As a rule, an adoption of a strategy requires alignment of a structure in accordance with the strategic vision. This is not only and not so much a question of organizational structure. It is often necessary to change the business processes of a company, reorganize business units, and adjust functions and role of a management company. Having a plan, formulated and drew up competently, of such changes helps a lot to ease an organizational structure alignment that only follow the strategy.
Quite often, it is necessary to form a team to support a strategic development program. Success of strategy execution will largely depend on the competences and abilities of these people. Such team should include employees of different levels in order to avoid the situation when a work on a strategic task becomes a job for a one narrow specialist only. If the task or its part is outsourced, it is important to include the company’s employees in the project team.
To manage project team and maintain its effectiveness, it would be useful to establish a strategic office, perhaps a small one. Its functions include, among others, preparing reports on strategy execution, which should be regular. An important point is to define a system of indicators, based on which you will assess the progress of strategy execution. The best way to do this is to take a widely known approach such as the Balanced Scorecard. It allows you to form a holistic system of measurement, focused on a strategy.
In addition to required organizational changes, it is crucial to involve every employee in its discussion, detailed plans and, ultimately, execution. Undoubtedly, it is difficult to overestimate the leadership role of the company’s top executives. It is not uncommon to observe a situation when managers talk about lack of time to solve strategic tasks. In other words, strategy execution becomes a kind of an optional activity, which is done in the time left from the “main work”. This approach certainly needs to be changed.
The main and the most important job for managers is to execute the strategy
Remember the example that is often brought up in a time management training? The one, when large, medium and small balls placed in a large vessel? The vessel symbolizes the limited time, and the size of the balls – the importance of things and tasks. If you first fill the vessel with small balls, and then try to put large balls in it, we will clearly see that there is no room for them. Conversely, by placing the largest balls into it first, consistently adding smaller ones, we can easily fit all the cases. So, strategic goals are the biggest balls.
Last, but not least, evaluate the progress of the strategy execution regularly. When you have identified critical variables (do you recall the very first point in the article?), do not forget about them. Communicate and discuss! Create a unified, holistic picture of the progress of the strategy, summarizing the opinions of all involved employees.

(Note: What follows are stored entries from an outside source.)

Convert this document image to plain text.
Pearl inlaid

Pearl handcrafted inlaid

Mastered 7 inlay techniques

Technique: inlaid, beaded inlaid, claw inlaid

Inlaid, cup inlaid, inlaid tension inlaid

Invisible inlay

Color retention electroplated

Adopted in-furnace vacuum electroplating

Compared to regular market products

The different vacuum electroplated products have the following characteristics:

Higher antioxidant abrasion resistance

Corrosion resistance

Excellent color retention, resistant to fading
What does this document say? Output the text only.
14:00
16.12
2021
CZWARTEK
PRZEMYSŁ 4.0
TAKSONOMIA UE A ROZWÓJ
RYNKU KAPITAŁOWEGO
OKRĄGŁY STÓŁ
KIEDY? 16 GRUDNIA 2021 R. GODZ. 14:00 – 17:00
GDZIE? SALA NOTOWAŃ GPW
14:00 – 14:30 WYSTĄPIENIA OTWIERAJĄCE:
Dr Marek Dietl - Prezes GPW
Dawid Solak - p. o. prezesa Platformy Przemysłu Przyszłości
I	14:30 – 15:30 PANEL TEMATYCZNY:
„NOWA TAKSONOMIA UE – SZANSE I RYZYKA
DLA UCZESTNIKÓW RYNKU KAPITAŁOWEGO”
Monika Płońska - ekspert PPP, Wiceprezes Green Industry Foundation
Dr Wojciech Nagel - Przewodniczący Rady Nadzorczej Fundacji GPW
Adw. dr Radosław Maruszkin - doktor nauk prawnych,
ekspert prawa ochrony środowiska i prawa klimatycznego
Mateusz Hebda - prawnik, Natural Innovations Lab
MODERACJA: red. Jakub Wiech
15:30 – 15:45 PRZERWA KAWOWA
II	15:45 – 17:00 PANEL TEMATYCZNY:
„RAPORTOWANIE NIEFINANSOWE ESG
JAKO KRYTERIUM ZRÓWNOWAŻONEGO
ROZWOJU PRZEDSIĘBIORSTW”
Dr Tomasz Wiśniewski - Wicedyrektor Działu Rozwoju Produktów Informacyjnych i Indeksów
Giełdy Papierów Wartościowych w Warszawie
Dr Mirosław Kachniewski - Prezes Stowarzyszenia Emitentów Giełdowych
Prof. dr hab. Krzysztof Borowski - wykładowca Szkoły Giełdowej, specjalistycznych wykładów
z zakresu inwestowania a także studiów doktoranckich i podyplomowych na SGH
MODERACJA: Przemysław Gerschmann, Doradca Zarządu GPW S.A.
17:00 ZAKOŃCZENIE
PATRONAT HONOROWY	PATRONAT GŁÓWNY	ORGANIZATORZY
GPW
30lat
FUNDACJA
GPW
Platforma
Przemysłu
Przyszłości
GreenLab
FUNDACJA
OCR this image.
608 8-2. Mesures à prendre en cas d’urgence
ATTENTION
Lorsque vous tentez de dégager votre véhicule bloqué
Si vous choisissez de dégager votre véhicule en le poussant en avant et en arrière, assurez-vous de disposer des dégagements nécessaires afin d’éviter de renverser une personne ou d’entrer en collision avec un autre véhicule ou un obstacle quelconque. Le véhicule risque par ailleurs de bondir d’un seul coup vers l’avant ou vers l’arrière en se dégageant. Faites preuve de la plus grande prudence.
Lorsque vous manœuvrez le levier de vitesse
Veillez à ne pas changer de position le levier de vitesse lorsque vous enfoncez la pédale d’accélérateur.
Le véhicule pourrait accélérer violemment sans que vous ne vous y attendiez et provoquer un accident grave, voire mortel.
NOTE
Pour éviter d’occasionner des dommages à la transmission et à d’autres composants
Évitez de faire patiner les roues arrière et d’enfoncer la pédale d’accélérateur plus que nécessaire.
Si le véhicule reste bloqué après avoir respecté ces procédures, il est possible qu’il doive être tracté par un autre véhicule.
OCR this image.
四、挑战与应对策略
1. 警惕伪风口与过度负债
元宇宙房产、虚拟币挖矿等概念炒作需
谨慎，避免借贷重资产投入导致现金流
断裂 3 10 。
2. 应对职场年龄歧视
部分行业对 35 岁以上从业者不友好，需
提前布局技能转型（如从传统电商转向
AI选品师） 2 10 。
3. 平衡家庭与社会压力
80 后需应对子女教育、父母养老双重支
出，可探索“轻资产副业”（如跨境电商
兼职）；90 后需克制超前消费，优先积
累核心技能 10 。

Also, do not forget that the challenges are constantly changing. Sometimes it is necessary to adjust, and sometimes revise, previously made decisions. To avoid voluntarism in this matter, you need a regular process. And, of course, it is important to assess the progress as objectively as possible. However, strategic indicators are a rather extensive topic, which we will consider in a future article.
The article was published as well in the magazine “On the Executive’s Desk” in issue 13 of 26.03.2012.